O çocuklar büyümeyecek!”
Antakya’da yakınlarımın yıkılan evlerinin önünde -belki sağ çıkarlar umuduyla- yardım beklerken, soğuktan donmamak için ara sıra volta atıyordum. Ne çok dağılmış çeyiz sandığı gördüm molozlar arasında… Çiçekli yazmalar… Kanaviçeler… Oyuncaklar… Ne çok fotoğraf albümü… Tozlar içinde… Sahibini bekleyen...
“Çanaklarda kurumuş attun’un tadı durur yok olan mahfelde
Rakım incirine küstü
Kavunumda bin yılların acısı…
Durur orada öylece ninemin çiçekli yazmaları
Reyhan kokusu sardıkça terk edilmiş avluları…”
Ama Güler… Güzel kardeşim, yaralı bacım… Depremin yedinci gününde, “Ölümüzü bulduk, defnettik, artık gidiyoruz, yedi gün bu kıyamette ekmeğinizi paylaştınız bizimle, hakkınızı helal edin, siz de bulursunuz kardeşlerinizi tez zamanda inşallah… “ diye benimle vedalaşan komşunun yaslı / mahcup sevincini -tam da senin dediğin gibi- hangi şiir betimleyebilir ki…
“Şimdi ben bu sözcükleri yok ediyorsam ana dilimden
Şiirimin gücü yetmez hiçbir ağıda…”
Ah Güler ah…
Mezar taşlarına dökmeye devam et ıslak imgelerini şairim…

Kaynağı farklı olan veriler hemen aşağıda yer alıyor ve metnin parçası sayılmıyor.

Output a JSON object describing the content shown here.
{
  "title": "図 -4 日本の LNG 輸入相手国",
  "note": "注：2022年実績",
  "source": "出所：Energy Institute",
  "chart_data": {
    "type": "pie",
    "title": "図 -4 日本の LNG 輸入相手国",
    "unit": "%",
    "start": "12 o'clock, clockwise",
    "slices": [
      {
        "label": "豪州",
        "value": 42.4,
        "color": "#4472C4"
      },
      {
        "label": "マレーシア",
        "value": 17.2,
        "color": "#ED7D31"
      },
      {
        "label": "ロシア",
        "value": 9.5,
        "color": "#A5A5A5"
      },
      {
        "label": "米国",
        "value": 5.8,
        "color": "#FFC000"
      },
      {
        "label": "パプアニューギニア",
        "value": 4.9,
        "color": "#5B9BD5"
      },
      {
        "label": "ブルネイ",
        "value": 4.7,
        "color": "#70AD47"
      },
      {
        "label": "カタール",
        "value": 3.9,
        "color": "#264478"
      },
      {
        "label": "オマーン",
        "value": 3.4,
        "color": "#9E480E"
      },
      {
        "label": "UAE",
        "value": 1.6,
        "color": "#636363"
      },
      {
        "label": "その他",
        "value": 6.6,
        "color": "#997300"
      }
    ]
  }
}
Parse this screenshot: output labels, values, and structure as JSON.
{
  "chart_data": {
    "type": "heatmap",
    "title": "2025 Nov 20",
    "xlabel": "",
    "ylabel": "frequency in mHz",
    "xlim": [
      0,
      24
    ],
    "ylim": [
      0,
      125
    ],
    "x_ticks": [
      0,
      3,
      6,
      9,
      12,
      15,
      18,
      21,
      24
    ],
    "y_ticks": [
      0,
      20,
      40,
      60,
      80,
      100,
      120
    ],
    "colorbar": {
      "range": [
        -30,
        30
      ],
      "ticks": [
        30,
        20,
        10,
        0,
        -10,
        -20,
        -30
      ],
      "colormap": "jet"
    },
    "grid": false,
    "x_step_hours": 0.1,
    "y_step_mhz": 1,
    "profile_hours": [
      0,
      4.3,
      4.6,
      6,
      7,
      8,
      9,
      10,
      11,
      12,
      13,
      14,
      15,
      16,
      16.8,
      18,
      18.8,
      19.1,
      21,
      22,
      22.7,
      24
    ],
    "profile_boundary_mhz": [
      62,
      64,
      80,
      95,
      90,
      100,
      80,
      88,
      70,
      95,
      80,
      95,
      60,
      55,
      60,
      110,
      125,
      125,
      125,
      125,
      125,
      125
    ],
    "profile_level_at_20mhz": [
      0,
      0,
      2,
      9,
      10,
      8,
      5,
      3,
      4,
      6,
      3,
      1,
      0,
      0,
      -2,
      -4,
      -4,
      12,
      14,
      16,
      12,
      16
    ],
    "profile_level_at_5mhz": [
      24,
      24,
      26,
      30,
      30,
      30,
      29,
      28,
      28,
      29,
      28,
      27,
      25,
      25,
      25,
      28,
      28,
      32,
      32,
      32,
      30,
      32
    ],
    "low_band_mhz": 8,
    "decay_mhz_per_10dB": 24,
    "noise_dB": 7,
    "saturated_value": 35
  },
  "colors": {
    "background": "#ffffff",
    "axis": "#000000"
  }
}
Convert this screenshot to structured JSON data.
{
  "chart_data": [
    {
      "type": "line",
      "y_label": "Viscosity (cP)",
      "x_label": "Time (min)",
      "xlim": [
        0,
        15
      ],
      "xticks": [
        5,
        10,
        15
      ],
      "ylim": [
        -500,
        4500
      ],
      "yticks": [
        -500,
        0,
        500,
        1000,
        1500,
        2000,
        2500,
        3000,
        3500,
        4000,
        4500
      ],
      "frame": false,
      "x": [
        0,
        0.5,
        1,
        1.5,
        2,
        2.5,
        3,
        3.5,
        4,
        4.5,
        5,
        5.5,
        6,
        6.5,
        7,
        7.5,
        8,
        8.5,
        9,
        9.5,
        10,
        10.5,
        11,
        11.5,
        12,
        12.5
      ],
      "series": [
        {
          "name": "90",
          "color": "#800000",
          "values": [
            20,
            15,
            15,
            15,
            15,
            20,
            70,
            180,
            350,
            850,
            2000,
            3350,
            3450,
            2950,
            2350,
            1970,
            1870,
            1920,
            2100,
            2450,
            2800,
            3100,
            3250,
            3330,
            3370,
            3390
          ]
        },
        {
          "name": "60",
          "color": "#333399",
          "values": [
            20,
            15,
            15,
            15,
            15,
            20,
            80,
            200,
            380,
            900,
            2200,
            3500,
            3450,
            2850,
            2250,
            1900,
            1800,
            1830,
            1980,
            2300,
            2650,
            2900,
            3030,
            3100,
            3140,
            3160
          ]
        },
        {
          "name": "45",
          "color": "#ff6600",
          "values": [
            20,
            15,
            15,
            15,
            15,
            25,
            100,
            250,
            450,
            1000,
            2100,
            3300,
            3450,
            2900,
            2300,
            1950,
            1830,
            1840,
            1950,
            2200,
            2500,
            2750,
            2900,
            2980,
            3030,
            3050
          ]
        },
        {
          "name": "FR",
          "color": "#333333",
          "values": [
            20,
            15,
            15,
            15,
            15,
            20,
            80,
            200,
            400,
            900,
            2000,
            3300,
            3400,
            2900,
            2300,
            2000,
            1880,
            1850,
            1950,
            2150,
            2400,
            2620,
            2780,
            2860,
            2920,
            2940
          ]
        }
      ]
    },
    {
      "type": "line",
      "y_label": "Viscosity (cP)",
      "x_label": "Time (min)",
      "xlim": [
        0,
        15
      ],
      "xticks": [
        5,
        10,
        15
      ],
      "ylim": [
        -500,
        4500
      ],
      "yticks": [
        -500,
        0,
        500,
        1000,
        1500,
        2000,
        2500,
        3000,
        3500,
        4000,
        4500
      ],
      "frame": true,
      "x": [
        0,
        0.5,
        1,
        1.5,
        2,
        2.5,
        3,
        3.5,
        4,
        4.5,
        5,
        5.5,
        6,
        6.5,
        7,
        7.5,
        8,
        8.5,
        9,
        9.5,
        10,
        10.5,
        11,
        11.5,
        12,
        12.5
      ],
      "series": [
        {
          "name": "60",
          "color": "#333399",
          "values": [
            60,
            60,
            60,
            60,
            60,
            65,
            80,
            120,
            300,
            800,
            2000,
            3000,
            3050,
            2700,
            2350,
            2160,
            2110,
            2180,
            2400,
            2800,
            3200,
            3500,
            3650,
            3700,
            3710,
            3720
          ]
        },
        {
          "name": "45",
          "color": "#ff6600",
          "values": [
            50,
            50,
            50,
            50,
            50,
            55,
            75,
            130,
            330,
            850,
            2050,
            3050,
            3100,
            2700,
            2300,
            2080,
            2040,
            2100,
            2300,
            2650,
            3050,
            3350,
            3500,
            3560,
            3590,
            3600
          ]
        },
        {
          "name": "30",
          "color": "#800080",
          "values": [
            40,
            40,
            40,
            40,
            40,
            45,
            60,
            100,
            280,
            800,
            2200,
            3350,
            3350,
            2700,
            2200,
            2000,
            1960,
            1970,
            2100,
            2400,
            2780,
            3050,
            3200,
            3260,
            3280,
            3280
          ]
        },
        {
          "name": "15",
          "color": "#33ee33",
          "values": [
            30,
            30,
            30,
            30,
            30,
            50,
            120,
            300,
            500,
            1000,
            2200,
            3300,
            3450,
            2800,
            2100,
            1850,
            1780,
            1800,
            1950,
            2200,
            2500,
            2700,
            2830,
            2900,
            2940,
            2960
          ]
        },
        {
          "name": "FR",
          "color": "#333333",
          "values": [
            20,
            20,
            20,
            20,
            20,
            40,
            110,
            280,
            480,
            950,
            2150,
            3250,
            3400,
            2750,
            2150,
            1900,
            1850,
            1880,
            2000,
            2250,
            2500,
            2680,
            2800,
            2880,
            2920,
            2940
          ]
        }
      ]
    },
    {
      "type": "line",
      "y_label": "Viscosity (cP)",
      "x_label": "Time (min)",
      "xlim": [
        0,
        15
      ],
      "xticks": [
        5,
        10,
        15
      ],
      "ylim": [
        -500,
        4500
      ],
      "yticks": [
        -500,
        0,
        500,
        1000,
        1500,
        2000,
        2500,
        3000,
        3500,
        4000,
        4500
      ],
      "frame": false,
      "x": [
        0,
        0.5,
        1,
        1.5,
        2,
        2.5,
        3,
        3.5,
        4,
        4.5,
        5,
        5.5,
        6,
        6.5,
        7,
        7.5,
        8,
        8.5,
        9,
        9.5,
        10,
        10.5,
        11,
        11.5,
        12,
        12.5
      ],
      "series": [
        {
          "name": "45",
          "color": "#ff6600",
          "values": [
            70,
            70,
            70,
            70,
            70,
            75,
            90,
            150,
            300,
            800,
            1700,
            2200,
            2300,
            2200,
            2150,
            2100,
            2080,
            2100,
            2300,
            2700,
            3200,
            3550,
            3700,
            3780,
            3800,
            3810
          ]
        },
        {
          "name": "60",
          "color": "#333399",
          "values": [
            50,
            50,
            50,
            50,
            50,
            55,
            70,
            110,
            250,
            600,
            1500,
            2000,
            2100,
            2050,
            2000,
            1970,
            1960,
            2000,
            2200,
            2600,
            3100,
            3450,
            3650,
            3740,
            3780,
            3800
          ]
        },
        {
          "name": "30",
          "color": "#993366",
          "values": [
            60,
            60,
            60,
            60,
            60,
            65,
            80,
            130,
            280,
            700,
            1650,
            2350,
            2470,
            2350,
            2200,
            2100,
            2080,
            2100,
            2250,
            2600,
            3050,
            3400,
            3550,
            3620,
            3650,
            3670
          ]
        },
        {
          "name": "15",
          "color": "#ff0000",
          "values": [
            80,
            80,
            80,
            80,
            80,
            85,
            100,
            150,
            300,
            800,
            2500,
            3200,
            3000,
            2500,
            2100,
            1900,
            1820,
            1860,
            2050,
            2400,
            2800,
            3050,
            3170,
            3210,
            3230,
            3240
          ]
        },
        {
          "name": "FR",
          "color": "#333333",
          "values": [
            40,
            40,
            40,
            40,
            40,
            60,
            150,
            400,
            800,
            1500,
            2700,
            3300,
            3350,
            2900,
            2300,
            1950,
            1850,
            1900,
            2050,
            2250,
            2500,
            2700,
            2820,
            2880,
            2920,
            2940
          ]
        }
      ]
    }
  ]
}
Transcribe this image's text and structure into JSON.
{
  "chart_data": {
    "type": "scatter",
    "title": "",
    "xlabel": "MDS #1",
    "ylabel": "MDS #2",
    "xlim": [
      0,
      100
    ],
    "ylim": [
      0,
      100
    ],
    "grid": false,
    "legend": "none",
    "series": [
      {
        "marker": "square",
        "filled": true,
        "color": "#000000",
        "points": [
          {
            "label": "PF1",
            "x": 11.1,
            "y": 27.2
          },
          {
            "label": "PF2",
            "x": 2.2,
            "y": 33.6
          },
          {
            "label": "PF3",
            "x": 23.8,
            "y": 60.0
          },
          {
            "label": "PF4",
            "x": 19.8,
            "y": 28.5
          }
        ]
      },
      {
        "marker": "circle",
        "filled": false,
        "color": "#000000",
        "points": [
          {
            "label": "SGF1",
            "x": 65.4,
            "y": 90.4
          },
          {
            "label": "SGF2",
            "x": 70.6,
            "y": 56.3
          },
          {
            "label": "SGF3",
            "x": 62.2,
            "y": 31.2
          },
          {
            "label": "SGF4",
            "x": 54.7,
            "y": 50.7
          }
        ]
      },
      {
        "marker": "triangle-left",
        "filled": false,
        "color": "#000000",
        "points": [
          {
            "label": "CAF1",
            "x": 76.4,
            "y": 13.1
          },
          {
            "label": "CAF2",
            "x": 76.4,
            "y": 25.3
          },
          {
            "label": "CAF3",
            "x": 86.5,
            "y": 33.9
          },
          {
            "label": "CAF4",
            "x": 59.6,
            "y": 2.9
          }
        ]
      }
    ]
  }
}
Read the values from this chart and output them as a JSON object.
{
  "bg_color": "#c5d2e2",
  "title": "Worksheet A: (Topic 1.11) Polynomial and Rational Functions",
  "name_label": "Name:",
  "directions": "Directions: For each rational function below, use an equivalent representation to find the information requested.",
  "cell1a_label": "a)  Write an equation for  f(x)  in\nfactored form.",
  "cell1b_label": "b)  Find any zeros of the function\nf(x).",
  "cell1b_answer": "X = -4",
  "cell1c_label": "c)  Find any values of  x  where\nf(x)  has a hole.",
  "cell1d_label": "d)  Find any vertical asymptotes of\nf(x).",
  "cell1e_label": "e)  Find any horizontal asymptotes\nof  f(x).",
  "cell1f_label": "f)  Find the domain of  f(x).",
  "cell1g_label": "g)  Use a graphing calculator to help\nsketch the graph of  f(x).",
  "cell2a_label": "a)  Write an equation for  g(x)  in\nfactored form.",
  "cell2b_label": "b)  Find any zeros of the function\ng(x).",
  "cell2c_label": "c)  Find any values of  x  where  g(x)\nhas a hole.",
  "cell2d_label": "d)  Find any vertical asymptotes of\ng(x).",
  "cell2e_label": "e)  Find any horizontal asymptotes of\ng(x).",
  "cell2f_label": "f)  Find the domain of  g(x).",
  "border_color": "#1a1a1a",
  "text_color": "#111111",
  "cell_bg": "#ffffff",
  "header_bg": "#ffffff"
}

Seni duyuyorlar… Seni duyuyoruz…
“Şimdi ben bu sözcükleri döküyorsam mezar taşına
Gülemiyorsam avlular dolusu ikonaların kırgın bakışlarından
Ezilen bir portakal çiçeğinin çıkardığı “ses”tendir gayrı…”
Künye:
Güler Kalem, “Moloz bebekler, taş cesetler”, şiir, Şey Kitap yayınları, İzmir, Ekim 2024.